Enquanto o presente parece insuportável e o futuro segue incerto, jovens americanos agora servem vinho tinto e festas onde todos já foram alguma coisa na vida passada
Bem-vindo ao século XXI, onde o velho jantar temático ganhou uma pitada de espiritismo freestyle e hipnose gourmet. Nos Estados Unidos, agora a moda é o “Past Life Regression Parties”: eventos onde os convidados, entre um risoto trufado e uma taça de Merlot, fecham os olhos e “acessam” suas vidas anteriores, geralmente com a ajuda de um terapeuta holístico ou, às vezes, apenas com uma playlist de harpa no Spotify. O mais curioso? Ninguém nunca foi camelô no Egito ou copeiro.
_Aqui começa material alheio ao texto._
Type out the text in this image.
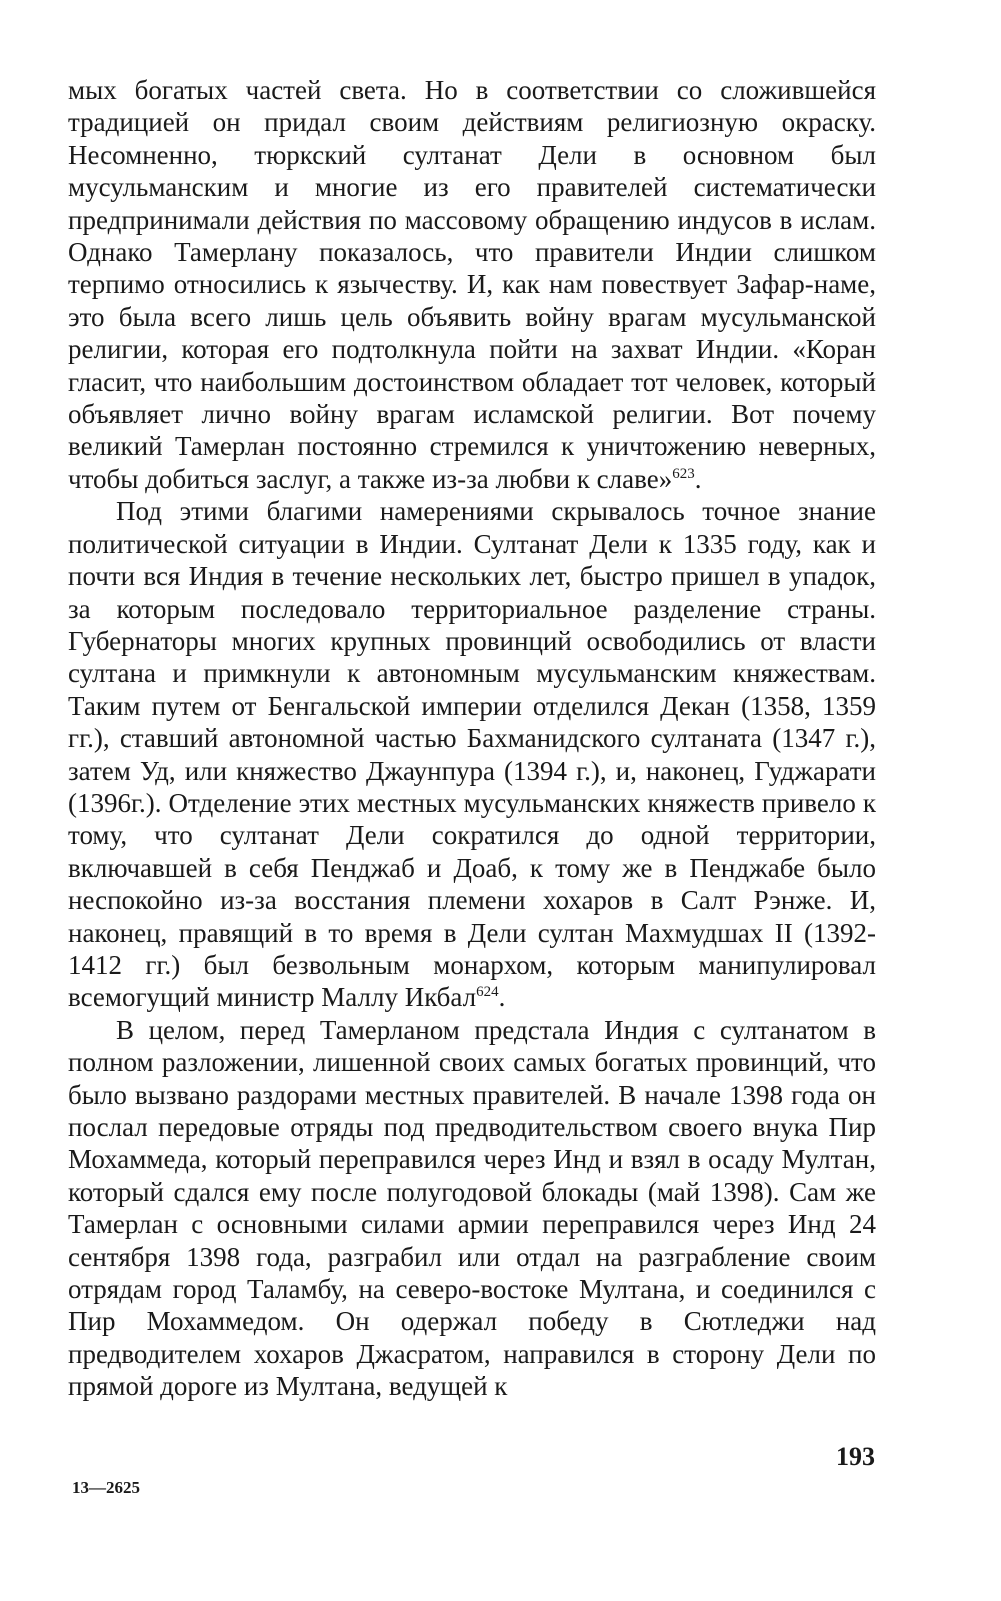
мых богатых частей света. Но в соответствии со сложившейся традицией он придал своим действиям религиозную окраску. Несомненно, тюркский султанат Дели в основном был мусульманским и многие из его правителей систематически предпринимали действия по массовому обращению индусов в ислам. Однако Тамерлану показалось, что правители Индии слишком терпимо относились к язычеству. И, как нам повествует Зафар-наме, это была всего лишь цель объявить войну врагам мусульманской религии, которая его подтолкнула пойти на захват Индии. «Коран гласит, что наибольшим достоинством обладает тот человек, который объявляет лично войну врагам исламской религии. Вот почему великий Тамерлан постоянно стремился к уничтожению неверных, чтобы добиться заслуг, а также из-за любви к славе»$^{623}$.

Под этими благими намерениями скрывалось точное знание политической ситуации в Индии. Султанат Дели к 1335 году, как и почти вся Индия в течение нескольких лет, быстро пришел в упадок, за которым последовало территориальное разделение страны. Губернаторы многих крупных провинций освободились от власти султана и примкнули к автономным мусульманским княжествам. Таким путем от Бенгальской империи отделился Декан (1358, 1359 гг.), ставший автономной частью Бахманидского султаната (1347 г.), затем Уд, или княжество Джаунпура (1394 г.), и, наконец, Гуджарати (1396г.). Отделение этих местных мусульманских княжеств привело к тому, что султанат Дели сократился до одной территории, включавшей в себя Пенджаб и Доаб, к тому же в Пенджабе было неспокойно из-за восстания племени хохаров в Салт Рэнже. И, наконец, правящий в то время в Дели султан Махмудшах II (1392-1412 гг.) был безвольным монархом, которым манипулировал всемогущий министр Маллу Икбал$^{624}$.

В целом, перед Тамерланом предстала Индия с султанатом в полном разложении, лишенной своих самых богатых провинций, что было вызвано раздорами местных правителей. В начале 1398 года он послал передовые отряды под предводительством своего внука Пир Мохаммеда, который переправился через Инд и взял в осаду Мултан, который сдался ему после полугодовой блокады (май 1398). Сам же Тамерлан с основными силами армии переправился через Инд 24 сентября 1398 года, разграбил или отдал на разграбление своим отрядам город Таламбу, на северо-востоке Мултана, и соединился с Пир Мохаммедом. Он одержал победу в Сютледжи над предводителем хохаров Джасратом, направился в сторону Дели по прямой дороге из Мултана, ведущей к

193
13—2625
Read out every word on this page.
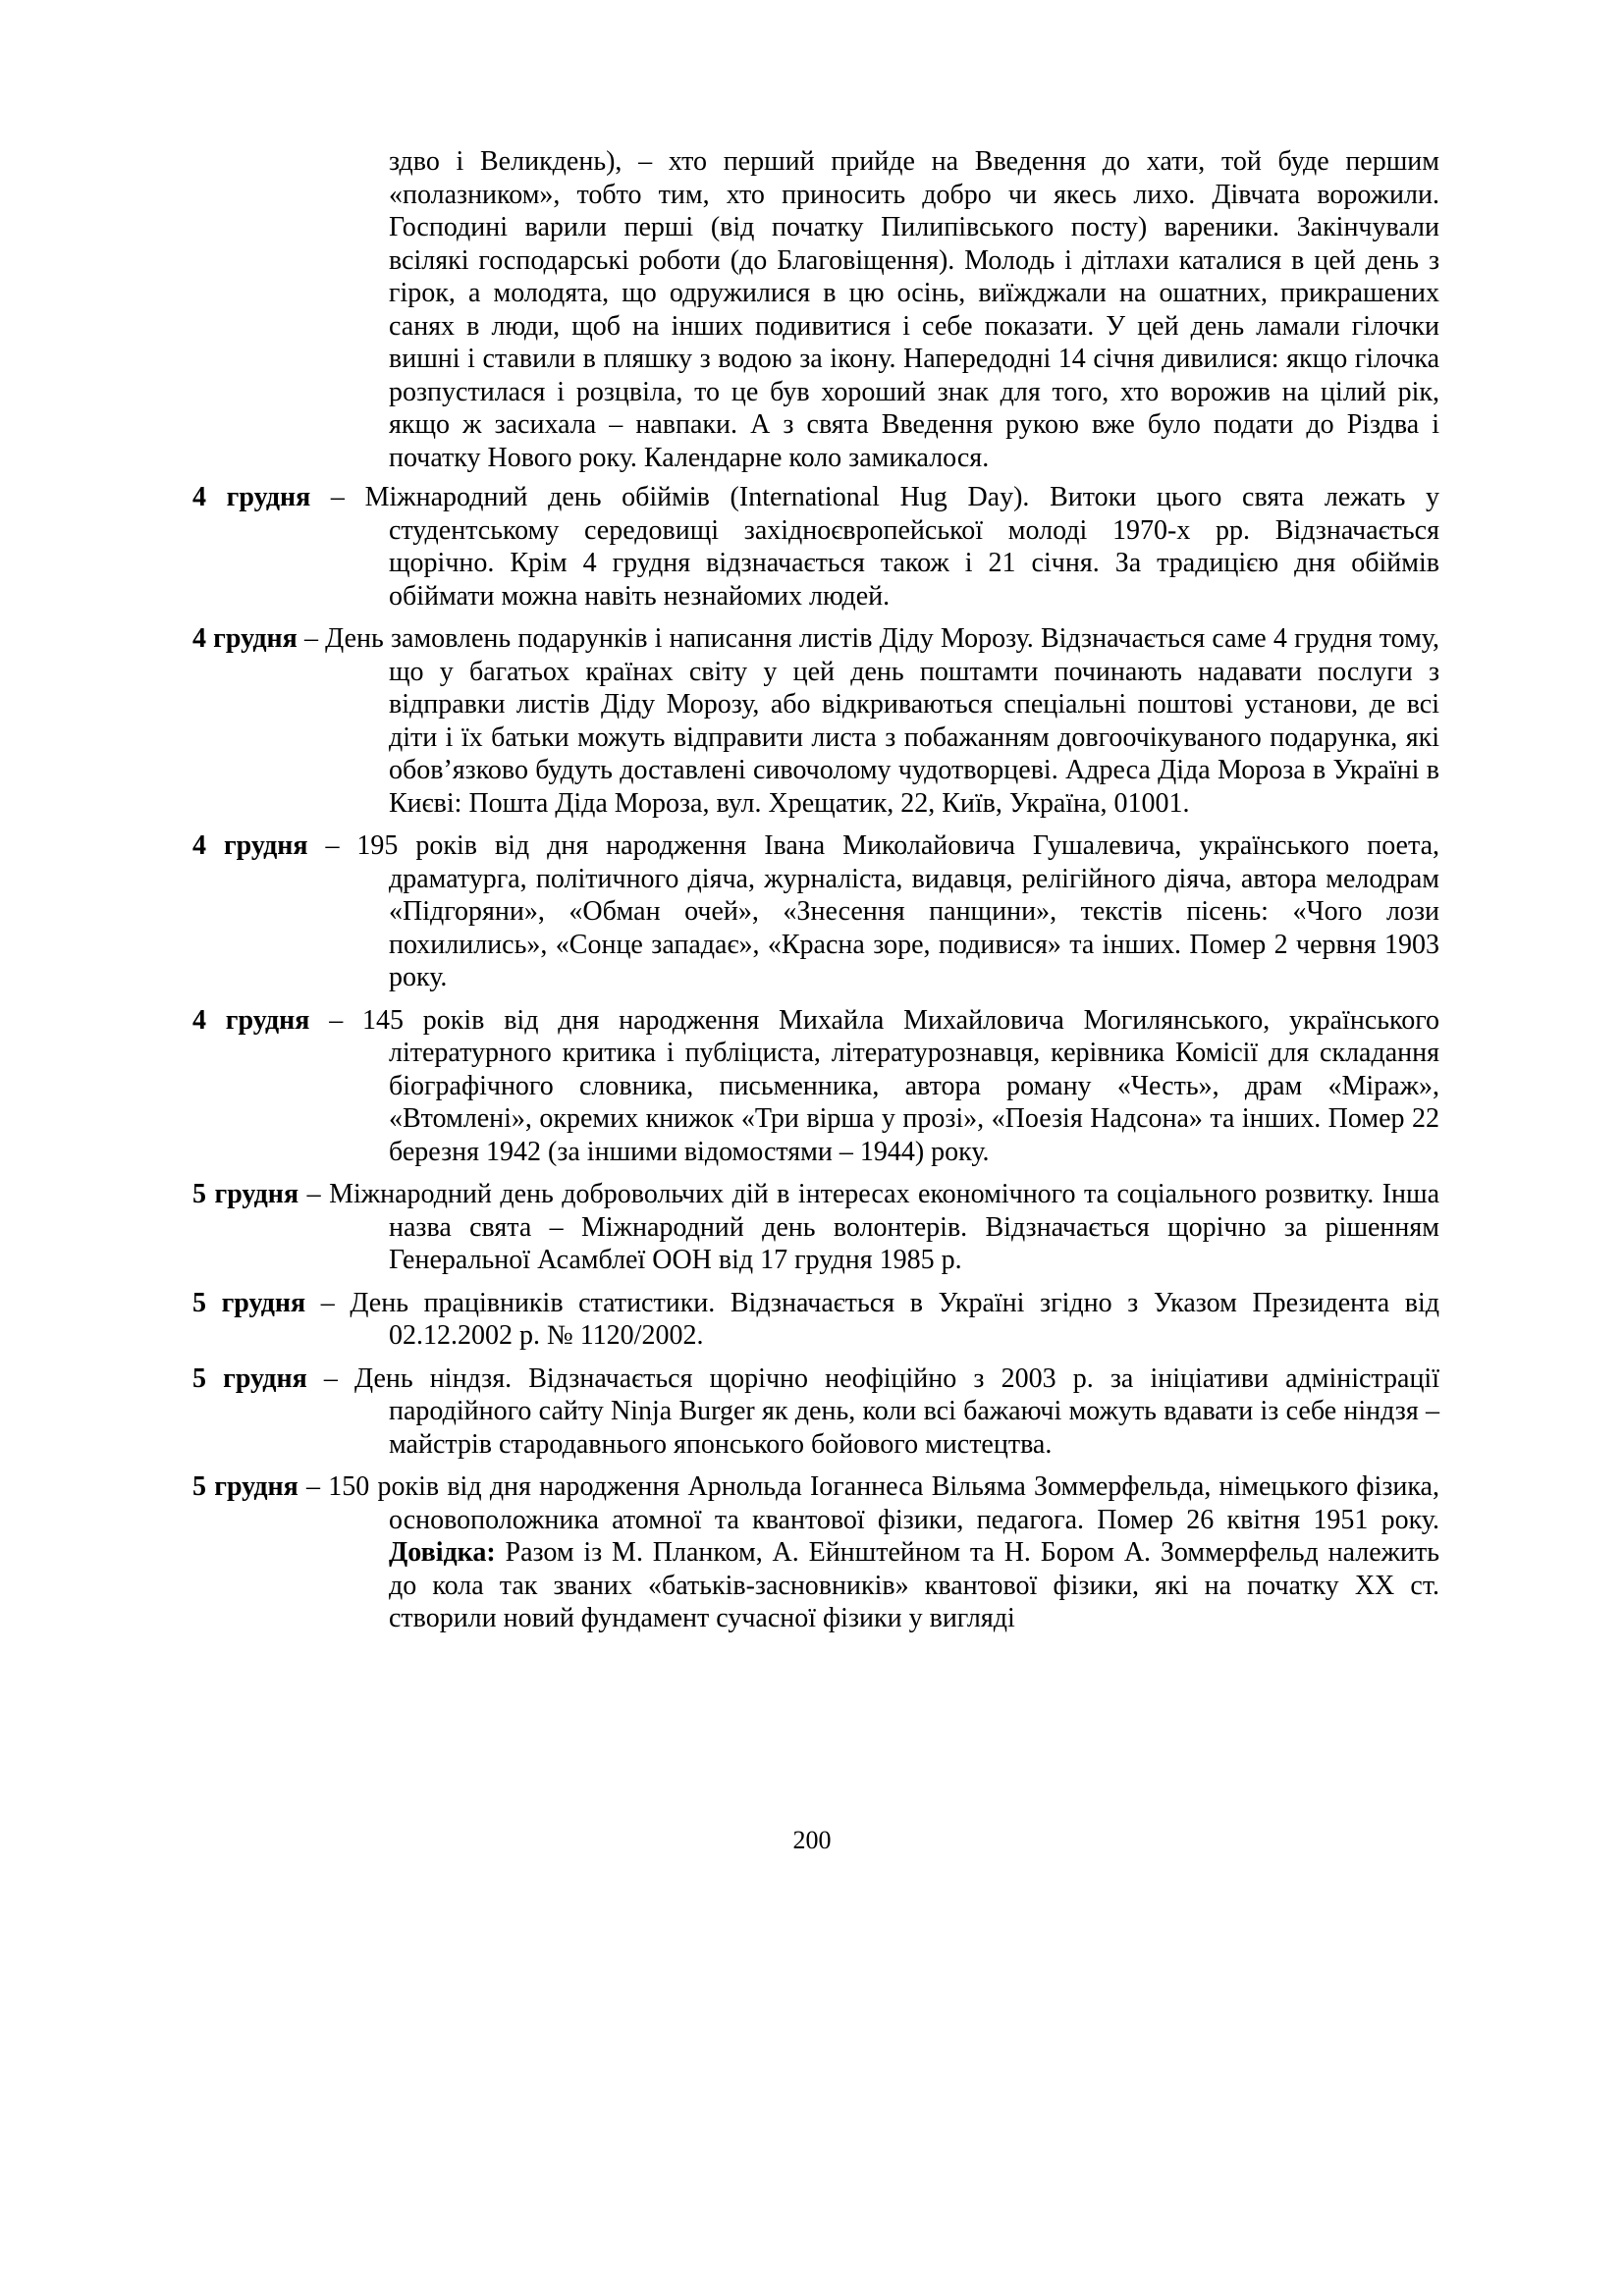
здво і Великдень), – хто перший прийде на Введення до хати, той буде першим «полазником», тобто тим, хто приносить добро чи якесь лихо. Дівчата ворожили. Господині варили перші (від початку Пилипівського посту) вареники. Закінчували всілякі господарські роботи (до Благовіщення). Молодь і дітлахи каталися в цей день з гірок, а молодята, що одружилися в цю осінь, виїжджали на ошатних, прикрашених санях в люди, щоб на інших подивитися і себе показати. У цей день ламали гілочки вишні і ставили в пляшку з водою за ікону. Напередодні 14 січня дивилися: якщо гілочка розпустилася і розцвіла, то це був хороший знак для того, хто ворожив на цілий рік, якщо ж засихала – навпаки. А з свята Введення рукою вже було подати до Різдва і початку Нового року. Календарне коло замикалося.

4 грудня – Міжнародний день обіймів (International Hug Day). Витоки цього свята лежать у студентському середовищі західноєвропейської молоді 1970-х рр. Відзначається щорічно. Крім 4 грудня відзначається також і 21 січня. За традицією дня обіймів обіймати можна навіть незнайомих людей.

4 грудня – День замовлень подарунків і написання листів Діду Морозу. Відзначається саме 4 грудня тому, що у багатьох країнах світу у цей день поштамти починають надавати послуги з відправки листів Діду Морозу, або відкриваються спеціальні поштові установи, де всі діти і їх батьки можуть відправити листа з побажанням довгоочікуваного подарунка, які обов’язково будуть доставлені сивочолому чудотворцеві. Адреса Діда Мороза в Україні в Києві: Пошта Діда Мороза, вул. Хрещатик, 22, Київ, Україна, 01001.

4 грудня – 195 років від дня народження Івана Миколайовича Гушалевича, українського поета, драматурга, політичного діяча, журналіста, видавця, релігійного діяча, автора мелодрам «Підгоряни», «Обман очей», «Знесення панщини», текстів пісень: «Чого лози похилились», «Сонце западає», «Красна зоре, подивися» та інших. Помер 2 червня 1903 року.

4 грудня – 145 років від дня народження Михайла Михайловича Могилянського, українського літературного критика і публіциста, літературознавця, керівника Комісії для складання біографічного словника, письменника, автора роману «Честь», драм «Міраж», «Втомлені», окремих книжок «Три вірша у прозі», «Поезія Надсона» та інших. Помер 22 березня 1942 (за іншими відомостями – 1944) року.

5 грудня – Міжнародний день добровольчих дій в інтересах економічного та соціального розвитку. Інша назва свята – Міжнародний день волонтерів. Відзначається щорічно за рішенням Генеральної Асамблеї ООН від 17 грудня 1985 р.

5 грудня – День працівників статистики. Відзначається в Україні згідно з Указом Президента від 02.12.2002 р. № 1120/2002.

5 грудня – День ніндзя. Відзначається щорічно неофіційно з 2003 р. за ініціативи адміністрації пародійного сайту Ninja Burger як день, коли всі бажаючі можуть вдавати із себе ніндзя – майстрів стародавнього японського бойового мистецтва.

5 грудня – 150 років від дня народження Арнольда Іоганнеса Вільяма Зоммерфельда, німецького фізика, основоположника атомної та квантової фізики, педагога. Помер 26 квітня 1951 року. Довідка: Разом із М. Планком, А. Ейнштейном та Н. Бором А. Зоммерфельд належить до кола так званих «батьків-засновників» квантової фізики, які на початку ХХ ст. створили новий фундамент сучасної фізики у вигляді

200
Pelo o que eu estava pesquisando faz pouco tempo, todo mundo lembra de ter sido sacerdotisa celta, princesa etrusca ou general romano. A encarnação pobre, ao que parece, não reencarna em jantares.
Sob a ótica psicanalítica, o fenômeno não espanta. A ideia de que fomos “alguém especial” em outra vida é puro recalque. Freud talvez dissesse: o Eu moderno, esmagado pela falta de sentido, busca no passado inventado aquilo que não consegue sustentar no agora. Se o cotidiano exige boletos, burnout e B.O.s afetivos, por que não projetar grandeza numa era que ninguém pode checar? É como criar um currículo astral: “CEO em Atlântida, 500 a.C. — referência: Platão.”
Para Lacan, o sujeito está sempre em falta, em busca de um Outro que valide sua existência. E nada valida mais do que uma narrativa mística bem montada. Numa sociedade obcecada por storytelling e autenticidade, as festas de regressão oferecem uma espécie de selo espiritual de originalidade: “eu tenho uma história de alma, você tem só tem um perfil bombado no Instagram.” O desejo de ser interessante atravessa o tempo literalmente. Mas cuidado: desejar ser único em vidas passadas pode ser apenas o sintoma de um presente absolutamente desinteressante.
O que salta aos olhos é que essa busca pela transcendência continua passando por filtros de classe e estética. As memórias nunca incluem escravidão, fome ou luta de classes. É o misticismo da bolha: um espiritismo pós-moderno onde todos foram nobres e ninguém lavou banheiro na Revolução Industrial. Quando até a espiritualidade é curada com filtros, talvez o que estejamos tentando enterrar não seja o passado, mas o presente mesmo.
Ironias à parte, há algo comovente nesse esforço coletivo de reinvenção cósmica. Essas festas são, no fundo, rituais contemporâneos de pertencimento. Em vez de sentar no divã, preferem sentar à mesa e falar de vidas anteriores como se estivessem no grupo de terapia de Buda. No desespero por significado, topamos qualquer viagem, até mesmo a regressão. Talvez a pergunta que devêssemos fazer não seja “quem você foi?”, mas “por que o agora te parece tão insuficiente?”